Сейчас по той же причине разоряется. Придурок… Еще прическа у него такая… ммм… прилизанная. Рубашечка отглаженная. На брюках — стрелочки. Даже пионерский галстук выглядит так, будто его только что из-под утюга вытащили. В нагрудном кармане виднеется кончик маленькой пластмассовой расчески. Мамкин гений, блин.
— Кашечкин! Ты говоришь об учителе! Совсем, что ли, не соображаешь⁈ Владимир Владимирович, он…– Учительница музыки замолчала, заметно стушевавшись.
Наверное, поняла, с таким жаром за простого коллегу не заступаются. Даже детям это понятно. Потому что некоторые одноклассники многозначительно заулыбались.
Вот ведь, какие дела. У нас все были, похоже, повально влюблёны друг в друга. А я и не замечал тогда этого. Хотя, я до хрена чего не замечал…
— Не отвел Алёшу, я вот о чем! Антон, это, между прочим, не шутки. У Петрова вполне может быть сотрясение мозга! — Валентина Ивановна посмотрела на весельчака с укором.
Впрочем, сквозь толстые стекла ее очков, любой взгляд будет выглядеть укоряющим или глубоко страдательным. Там такие линзы, можно костер спокойно поджигать при пасмурной погоде.
— Да конечно! — Буркнул Кашечкин, затем, понизив голос, добавил. — Чему там сотрясаться?
— А в лоб? — Тут же среагировал Макс.
Он сидел возле окна, я — возле прохода. Поэтому Максу пришлось отклониться назад, чтоб выглянуть из-за моей спины и показать Кашечкину кулак.
Валентина Ивановна на бубнеж пацанов внимания уже не обращала. Учительница вскочила, побежала ко мне и начала яростно трогать мою голову. Да, я не ошибся. Яростно. Потому что она так трясла меня, поворачивала и теребила, что даже если «сотряса» не было, велика вероятность, теперь он, возможно, есть.

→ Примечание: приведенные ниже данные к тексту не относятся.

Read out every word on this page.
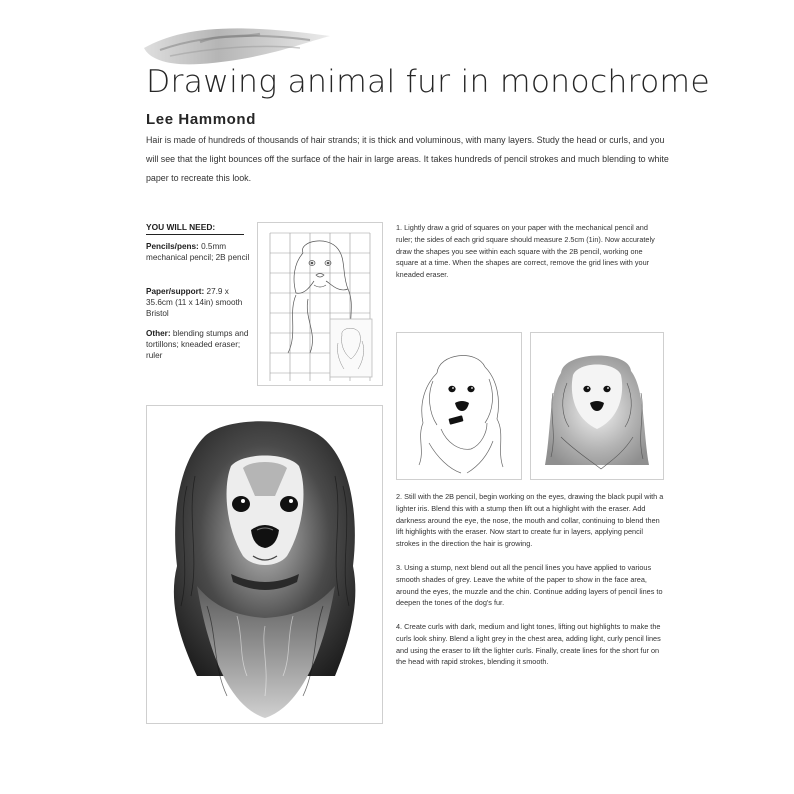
Drawing animal fur in monochrome
Lee Hammond
Hair is made of hundreds of thousands of hair strands; it is thick and voluminous, with many layers. Study the head or curls, and you will see that the light bounces off the surface of the hair in large areas. It takes hundreds of pencil strokes and much blending to white paper to recreate this look.
YOU WILL NEED:
Pencils/pens: 0.5mm mechanical pencil; 2B pencil
Paper/support: 27.9 x 35.6cm (11 x 14in) smooth Bristol
Other: blending stumps and tortillons; kneaded eraser; ruler
1. Lightly draw a grid of squares on your paper with the mechanical pencil and ruler; the sides of each grid square should measure 2.5cm (1in). Now accurately draw the shapes you see within each square with the 2B pencil, working one square at a time. When the shapes are correct, remove the grid lines with your kneaded eraser.
2. Still with the 2B pencil, begin working on the eyes, drawing the black pupil with a lighter iris. Blend this with a stump then lift out a highlight with the eraser. Add darkness around the eye, the nose, the mouth and collar, continuing to blend then lift highlights with the eraser. Now start to create fur in layers, applying pencil strokes in the direction the hair is growing.
3. Using a stump, next blend out all the pencil lines you have applied to various smooth shades of grey. Leave the white of the paper to show in the face area, around the eyes, the muzzle and the chin. Continue adding layers of pencil lines to deepen the tones of the dog's fur.
4. Create curls with dark, medium and light tones, lifting out highlights to make the curls look shiny. Blend a light grey in the chest area, adding light, curly pencil lines and using the eraser to lift the lighter curls. Finally, create lines for the short fur on the head with rapid strokes, blending it smooth.
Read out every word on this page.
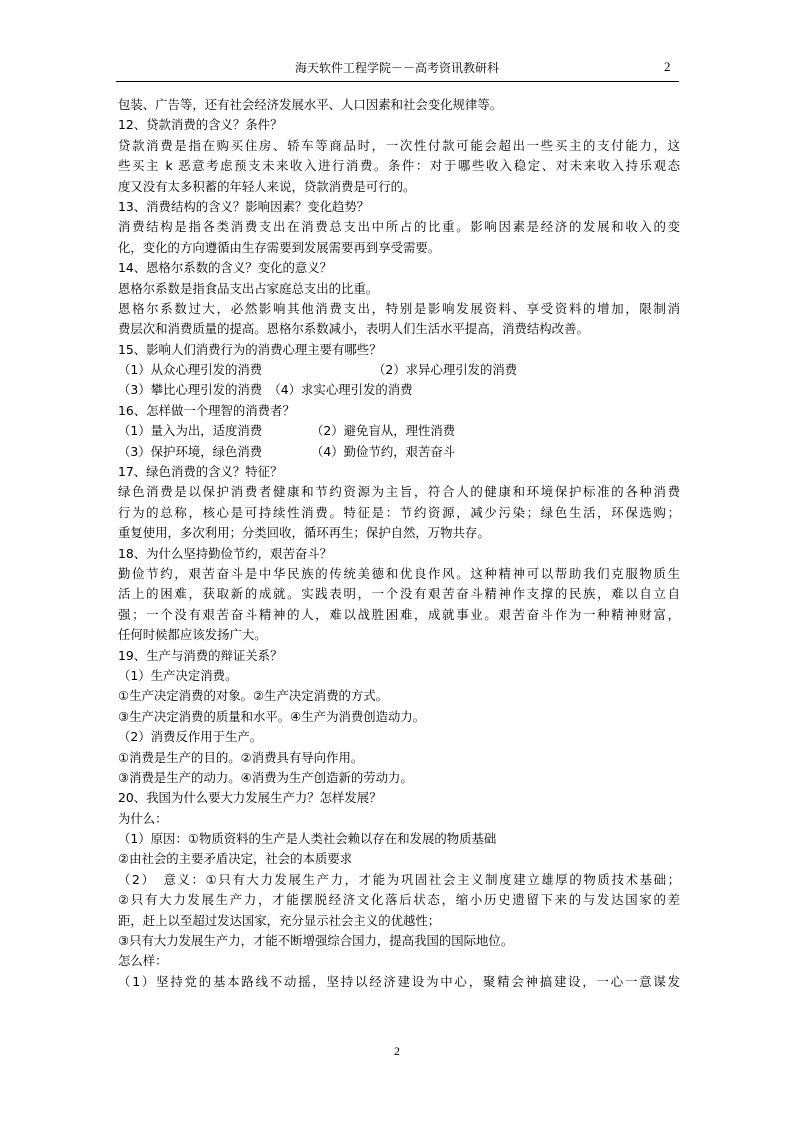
海天软件工程学院－－高考资讯教研科	2
包装、广告等，还有社会经济发展水平、人口因素和社会变化规律等。
12、贷款消费的含义？条件？
贷款消费是指在购买住房、轿车等商品时，一次性付款可能会超出一些买主的支付能力，这
些买主 k 恶意考虑预支未来收入进行消费。条件：对于哪些收入稳定、对未来收入持乐观态
度又没有太多积蓄的年轻人来说，贷款消费是可行的。
13、消费结构的含义？影响因素？变化趋势？
消费结构是指各类消费支出在消费总支出中所占的比重。影响因素是经济的发展和收入的变
化，变化的方向遵循由生存需要到发展需要再到享受需要。
14、恩格尔系数的含义？变化的意义？
恩格尔系数是指食品支出占家庭总支出的比重。
恩格尔系数过大，必然影响其他消费支出，特别是影响发展资料、享受资料的增加，限制消
费层次和消费质量的提高。恩格尔系数减小，表明人们生活水平提高，消费结构改善。
15、影响人们消费行为的消费心理主要有哪些？
（1）从众心理引发的消费	（2）求异心理引发的消费
（3）攀比心理引发的消费　（4）求实心理引发的消费
16、怎样做一个理智的消费者？
（1）量入为出，适度消费	（2）避免盲从，理性消费
（3）保护环境，绿色消费	（4）勤俭节约，艰苦奋斗
17、绿色消费的含义？特征？
绿色消费是以保护消费者健康和节约资源为主旨，符合人的健康和环境保护标准的各种消费
行为的总称，核心是可持续性消费。特征是：节约资源，减少污染；绿色生活，环保选购；
重复使用，多次利用；分类回收，循环再生；保护自然，万物共存。
18、为什么坚持勤俭节约，艰苦奋斗？
勤俭节约，艰苦奋斗是中华民族的传统美德和优良作风。这种精神可以帮助我们克服物质生
活上的困难，获取新的成就。实践表明，一个没有艰苦奋斗精神作支撑的民族，难以自立自
强；一个没有艰苦奋斗精神的人，难以战胜困难，成就事业。艰苦奋斗作为一种精神财富，
任何时候都应该发扬广大。
19、生产与消费的辩证关系？
（1）生产决定消费。
①生产决定消费的对象。②生产决定消费的方式。
③生产决定消费的质量和水平。④生产为消费创造动力。
（2）消费反作用于生产。
①消费是生产的目的。②消费具有导向作用。
③消费是生产的动力。④消费为生产创造新的劳动力。
20、我国为什么要大力发展生产力？怎样发展？
为什么：
（1）原因：①物质资料的生产是人类社会赖以存在和发展的物质基础
②由社会的主要矛盾决定，社会的本质要求
（2）　意义：①只有大力发展生产力，才能为巩固社会主义制度建立雄厚的物质技术基础；
②只有大力发展生产力，才能摆脱经济文化落后状态，缩小历史遗留下来的与发达国家的差
距，赶上以至超过发达国家，充分显示社会主义的优越性；
③只有大力发展生产力，才能不断增强综合国力，提高我国的国际地位。
怎么样：
（1）坚持党的基本路线不动摇，坚持以经济建设为中心，聚精会神搞建设，一心一意谋发
2
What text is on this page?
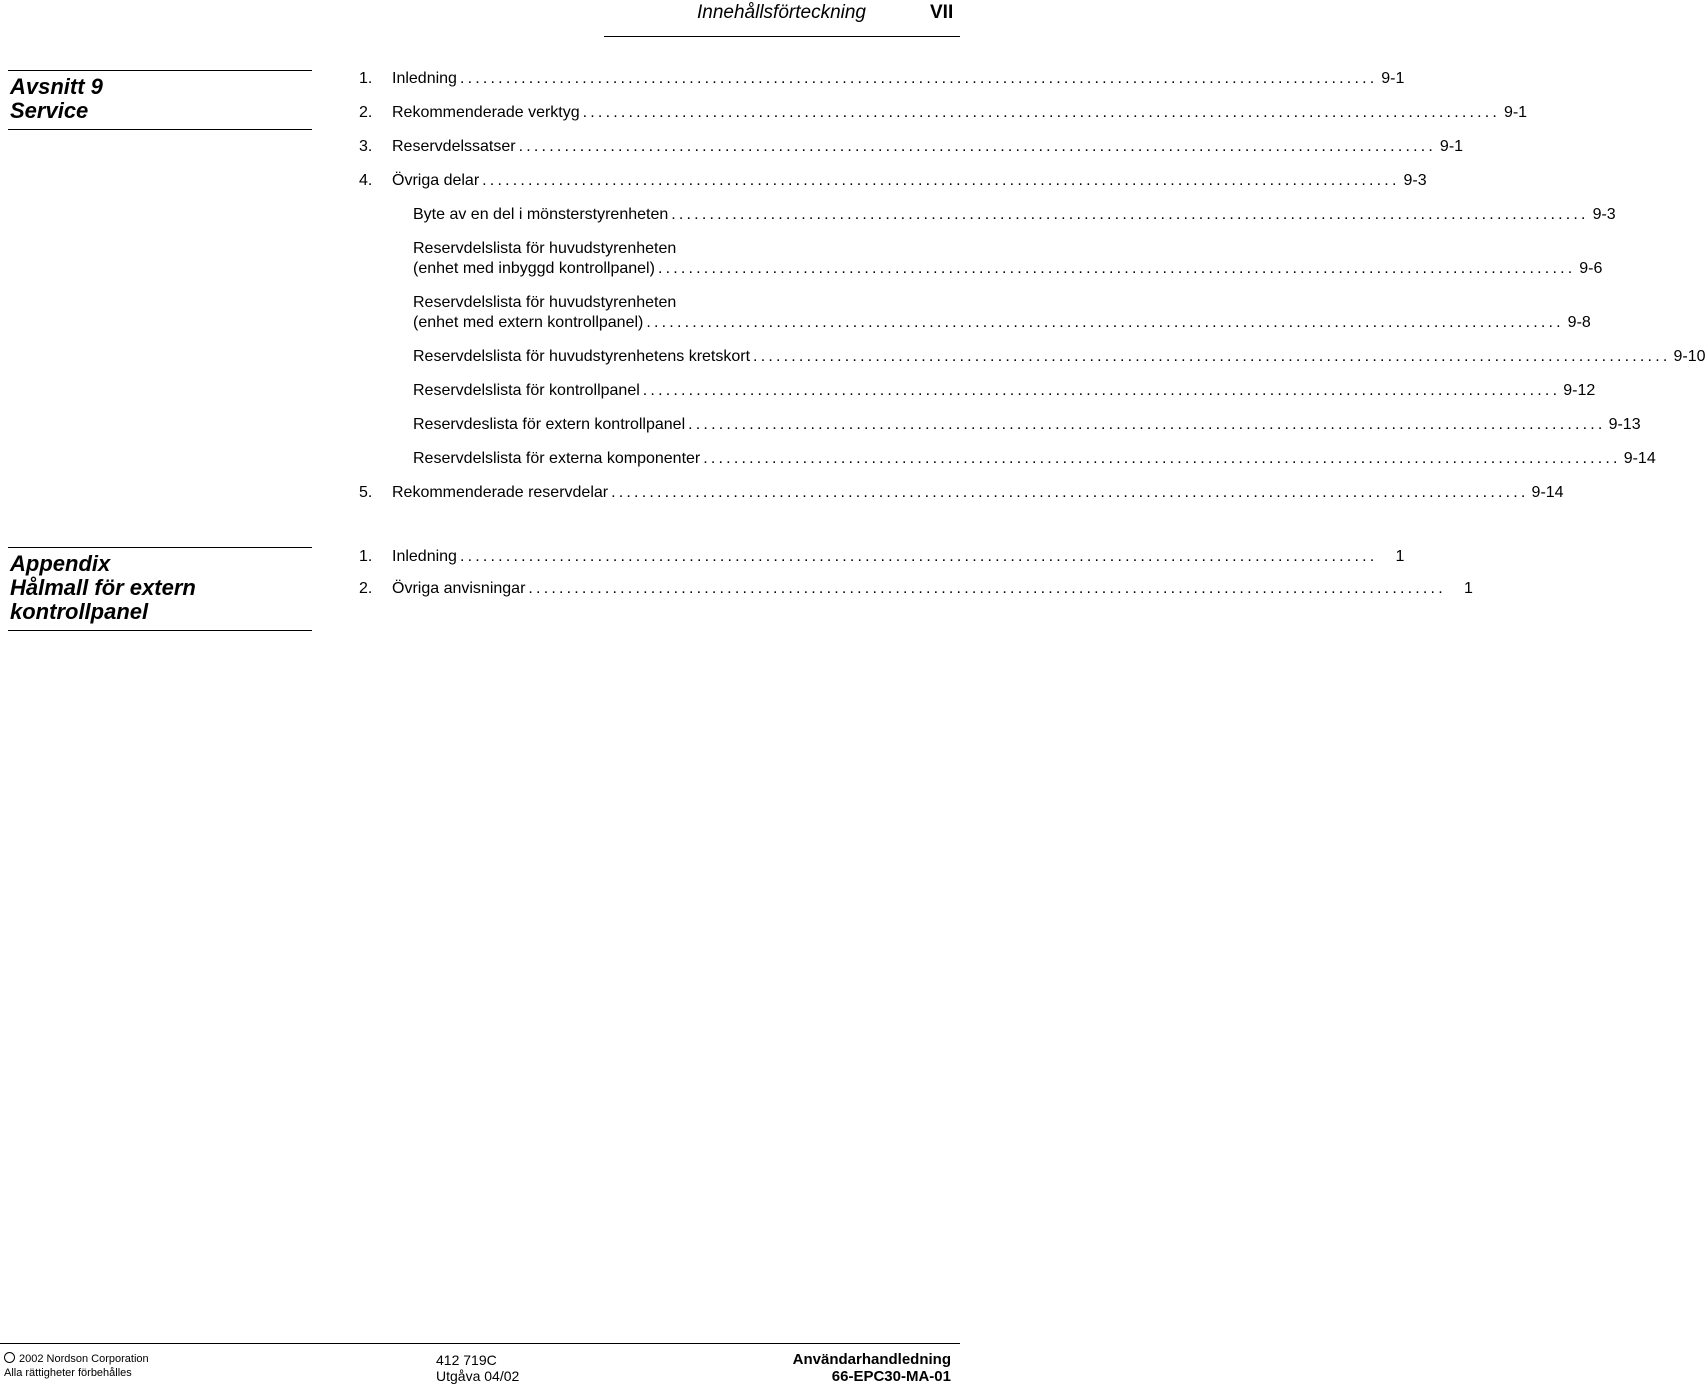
Innehållsförteckning	VII
Avsnitt 9
Service
1.	Inledning ........................................................................................................................ 9-1
2.	Rekommenderade verktyg ........................................................................................................................ 9-1
3.	Reservdelssatser ........................................................................................................................ 9-1
4.	Övriga delar ........................................................................................................................ 9-3
Byte av en del i mönsterstyrenheten ........................................................................................................................ 9-3
Reservdelslista för huvudstyrenheten
(enhet med inbyggd kontrollpanel) ........................................................................................................................ 9-6
Reservdelslista för huvudstyrenheten
(enhet med extern kontrollpanel) ........................................................................................................................ 9-8
Reservdelslista för huvudstyrenhetens kretskort ........................................................................................................................ 9-10
Reservdelslista för kontrollpanel ........................................................................................................................ 9-12
Reservdeslista för extern kontrollpanel ........................................................................................................................ 9-13
Reservdelslista för externa komponenter ........................................................................................................................ 9-14
5.	Rekommenderade reservdelar ........................................................................................................................ 9-14
Appendix
Hålmall för extern
kontrollpanel
1.	Inledning ........................................................................................................................	1
2.	Övriga anvisningar ........................................................................................................................	1
2002 Nordson Corporation
Alla rättigheter förbehålles
412 719C
Utgåva 04/02
Användarhandledning
66-EPC30-MA-01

— Валентина Ивановна, все хорошо. Не беспокойтесь. — Я осторожно вывернулся из ее рук, а потом даже отодвинул стул, едва не припечатав Макса к стене.
Честно говоря, прикосновения учительницы меня нервировали. Хотя бы потому, что я их чувствую. А если я их чувствую, значит все вокруг — реальное.
— Нет, Алексей! Не хорошо. Не хорошо! Деева, отведи Алексея к школьному врачу!
Учительница музыки в своем стремлении помочь была непреклонна. Проще самоубиться, чем объяснить ей, что врач мне не поможет. Боюсь, мне вообще никто не поможет.
Да, теперь я помню ее эту особенность. Валентина Ивановна всегда отличалась упрямством, граничащим с упёртостью.